Se fue ya aquella música. ¿Despierto? ¿Estoy dormido?

 

Sobre la cigarra y el grillo

Jamás la poesía de la tierra se extingue:

cuando a todos los pájaros abate el sol ardiente

y ocúltanse en fresdores de umbría, una voz corre

de seto en seto, por prados recién segados.

En la de la cigarra. El concierto dirige

de la pompa estival y no se sacia nunca

de sus delicias, pues si le cansan sus juegos,

se tumba a reposar bajo algún junco amable.

En la tierra jamás la poesía cesa:

cuando, en la solitaria tarde invernal, el hielo

ha labrado el silencio, en el hogar ya vibra

el cántico del grillo, que aumenta sus ardores,

y parece, al sumido en somnolencia dulce,

la voz de la cigarra, entre colinas verdes.

 

Oda al otoño

Estación de las nieblas y fecundas sazones,

colaboradora íntima de un sol que ya madura,

conspirando con él cómo llenar de fruto

y bendecir las viñas que corren por las bardas,

encorvar con manzanas los árboles del huerto

y colmar todo fruto de madurez profunda;

la calabaza hinchas y engordas avellanas

con un dulce interior; haces brotar tardías

y numerosas flores hasta que las abejas

los días calurosos creen interminables,

pues rebosa el estío de sus celdas viscosas.

 

¿Quién no te ha visto en medio de tus bienes?

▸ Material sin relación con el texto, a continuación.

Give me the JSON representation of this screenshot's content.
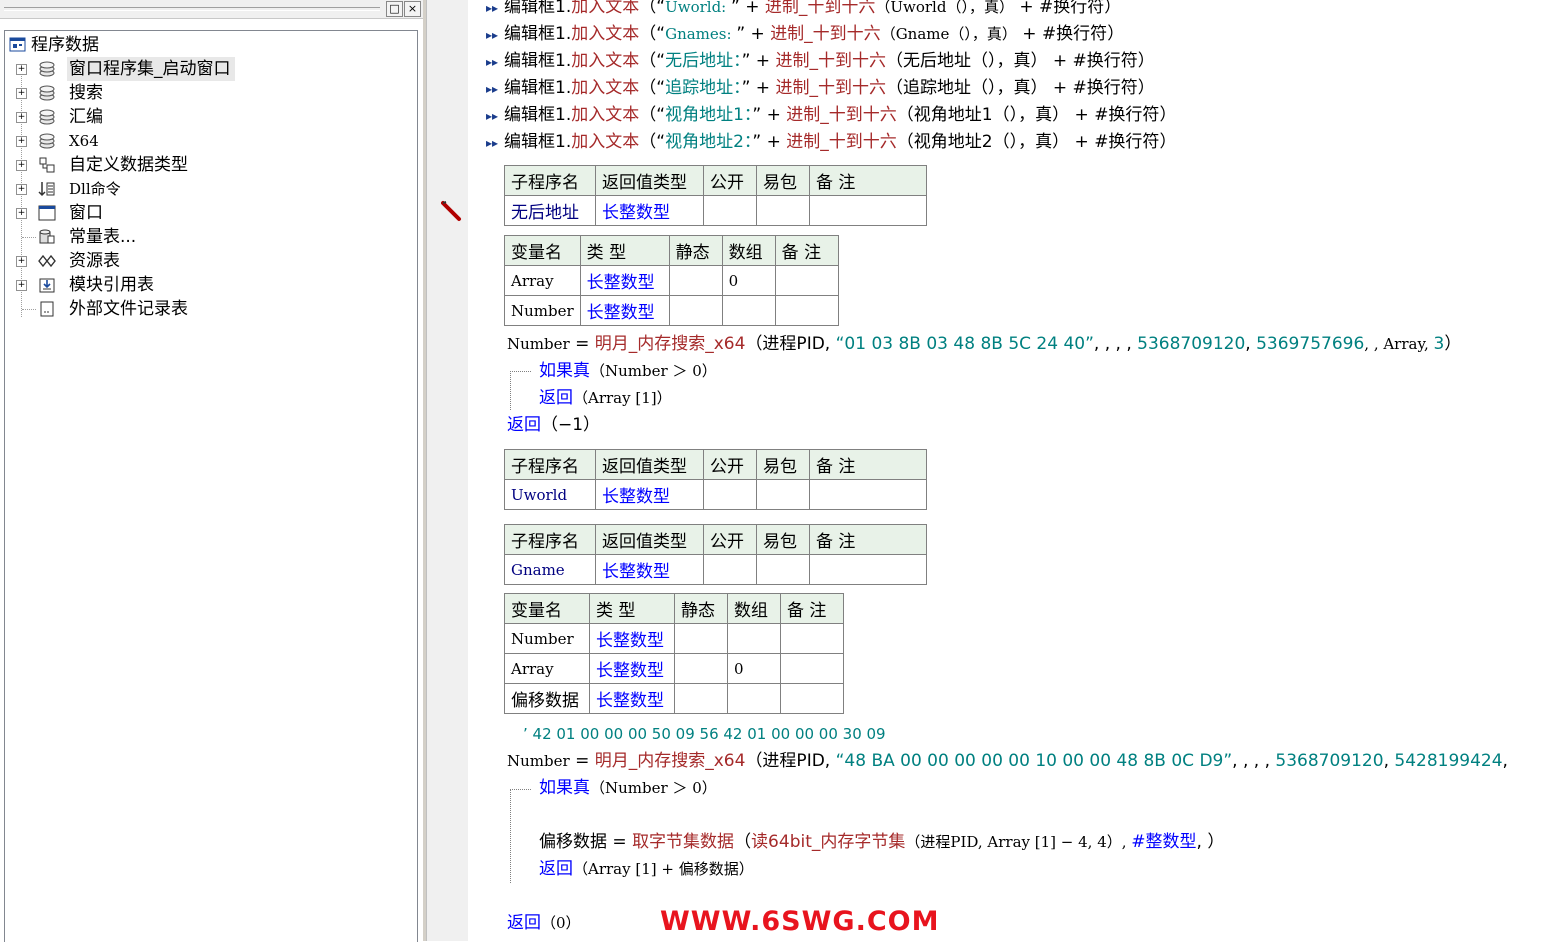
{
  "panel": {
    "restore_btn": "□",
    "close_btn": "×"
  },
  "tree": {
    "root": "程序数据",
    "items": [
      {
        "label": "窗口程序集_启动窗口",
        "icon": "assembly-icon"
      },
      {
        "label": "搜索",
        "icon": "assembly-icon"
      },
      {
        "label": "汇编",
        "icon": "assembly-icon"
      },
      {
        "label": "X64",
        "icon": "assembly-icon"
      },
      {
        "label": "自定义数据类型",
        "icon": "datatype-icon"
      },
      {
        "label": "Dll命令",
        "icon": "dll-icon"
      },
      {
        "label": "窗口",
        "icon": "window-icon"
      },
      {
        "label": "常量表...",
        "icon": "constant-icon"
      },
      {
        "label": "资源表",
        "icon": "resource-icon"
      },
      {
        "label": "模块引用表",
        "icon": "module-icon"
      },
      {
        "label": "外部文件记录表",
        "icon": "file-icon"
      }
    ]
  },
  "code": {
    "top_lines": [
      {
        "obj": "编辑框1.",
        "method": "加入文本",
        "open": "（“",
        "str": "Uworld: ",
        "close": "”",
        "plus1": " + ",
        "fn": "进制_十到十六",
        "args": "（Uworld（），真）",
        "plus2": " + ",
        "nl": "#换行符",
        "end": "）"
      },
      {
        "obj": "编辑框1.",
        "method": "加入文本",
        "open": "（“",
        "str": "Gnames: ",
        "close": "”",
        "plus1": " + ",
        "fn": "进制_十到十六",
        "args": "（Gname（），真）",
        "plus2": " + ",
        "nl": "#换行符",
        "end": "）"
      },
      {
        "obj": "编辑框1.",
        "method": "加入文本",
        "open": "（“",
        "str": "无后地址：",
        "close": "”",
        "plus1": " + ",
        "fn": "进制_十到十六",
        "args": "（无后地址（），真）",
        "plus2": " + ",
        "nl": "#换行符",
        "end": "）"
      },
      {
        "obj": "编辑框1.",
        "method": "加入文本",
        "open": "（“",
        "str": "追踪地址：",
        "close": "”",
        "plus1": " + ",
        "fn": "进制_十到十六",
        "args": "（追踪地址（），真）",
        "plus2": " + ",
        "nl": "#换行符",
        "end": "）"
      },
      {
        "obj": "编辑框1.",
        "method": "加入文本",
        "open": "（“",
        "str": "视角地址1：",
        "close": "”",
        "plus1": " + ",
        "fn": "进制_十到十六",
        "args": "（视角地址1（），真）",
        "plus2": " + ",
        "nl": "#换行符",
        "end": "）"
      },
      {
        "obj": "编辑框1.",
        "method": "加入文本",
        "open": "（“",
        "str": "视角地址2：",
        "close": "”",
        "plus1": " + ",
        "fn": "进制_十到十六",
        "args": "（视角地址2（），真）",
        "plus2": " + ",
        "nl": "#换行符",
        "end": "）"
      }
    ],
    "sub_header": [
      "子程序名",
      "返回值类型",
      "公开",
      "易包",
      "备 注"
    ],
    "var_header": [
      "变量名",
      "类 型",
      "静态",
      "数组",
      "备 注"
    ],
    "sub1": {
      "name": "无后地址",
      "type": "长整数型"
    },
    "sub1_vars": [
      {
        "name": "Array",
        "type": "长整数型",
        "array": "0"
      },
      {
        "name": "Number",
        "type": "长整数型",
        "array": ""
      }
    ],
    "l1": {
      "lhs": "Number",
      "eq": " = ",
      "fn": "明月_内存搜索_x64",
      "open": "（进程PID, ",
      "str": "“01 03 8B 03 48 8B 5C 24 40”",
      "rest": ", , , , ",
      "n1": "5368709120",
      "c1": ", ",
      "n2": "5369757696",
      "c2": ", , Array, ",
      "n3": "3",
      "end": "）"
    },
    "l2": {
      "kw": "如果真",
      "args": "（Number ＞ 0）"
    },
    "l3": {
      "kw": "返回",
      "args": "（Array [1]）"
    },
    "l4": {
      "kw": "返回",
      "args": "（−1）"
    },
    "sub2": {
      "name": "Uworld",
      "type": "长整数型"
    },
    "sub3": {
      "name": "Gname",
      "type": "长整数型"
    },
    "sub3_vars": [
      {
        "name": "Number",
        "type": "长整数型",
        "array": ""
      },
      {
        "name": "Array",
        "type": "长整数型",
        "array": "0"
      },
      {
        "name": "偏移数据",
        "type": "长整数型",
        "array": ""
      }
    ],
    "comment": "’ 42 01 00 00 00 50 09 56 42 01 00 00 00 30 09",
    "l5": {
      "lhs": "Number",
      "eq": " = ",
      "fn": "明月_内存搜索_x64",
      "open": "（进程PID, ",
      "str": "“48 BA 00 00 00 00 00 10 00 00 48 8B 0C D9”",
      "rest": ", , , , ",
      "n1": "5368709120",
      "c1": ", ",
      "n2": "5428199424",
      "c2": ","
    },
    "l6": {
      "kw": "如果真",
      "args": "（Number ＞ 0）"
    },
    "l7": {
      "lhs": "偏移数据",
      "eq": " = ",
      "fn": "取字节集数据",
      "open": "（",
      "fn2": "读64bit_内存字节集",
      "args": "（进程PID, Array [1] − 4, 4）, ",
      "const": "#整数型",
      "end": ", ）"
    },
    "l8": {
      "kw": "返回",
      "args": "（Array [1] + 偏移数据）"
    },
    "l9": {
      "kw": "返回",
      "args": "（0）"
    }
  },
  "gutter": {
    "minus": "−",
    "plus": "+"
  },
  "watermark": "WWW.6SWG.COM",
  "colors": {
    "keyword": "#0000ff",
    "method": "#a52a2a",
    "string": "#008080",
    "table_header": "#e8f2e8",
    "watermark": "#e8141e"
  }
}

Quienquiera que te busque ha de encontrarte

sentada con descuido en un granero

aventado el cabello dulcemente,

o en surco no segado sumida en hondo sueño

aspirando amapolas, mientras tu hoz respeta

la próxima gavilla de entrelazadas flores;

o te mantienes firme como una espigadora

cargada la cabeza al cruzar un arroyo,

o al lado de un lagar con paciente mirada

ves rezumar la última sidra hora tras hora.

 

¿En dónde con sus cantos está la primavera?

No pienses más en ellos, sino en tu propia música.

Cuando el día entre nubes desmaya floreciendo

y tiñe los rastrojos de un matiz rosado,

cual lastimero coro los mosquitos se quejan

en los sauces del río, alzados, descendiendo

conforme el leve viento se reaviva o muere;

y los corderos balan allá por las colinas,

los grillos en el seto cantan, y el petirrojo

con dulce voz de tiple silba en alguna huerta

y trinan por los cielos bandos de golondrinas.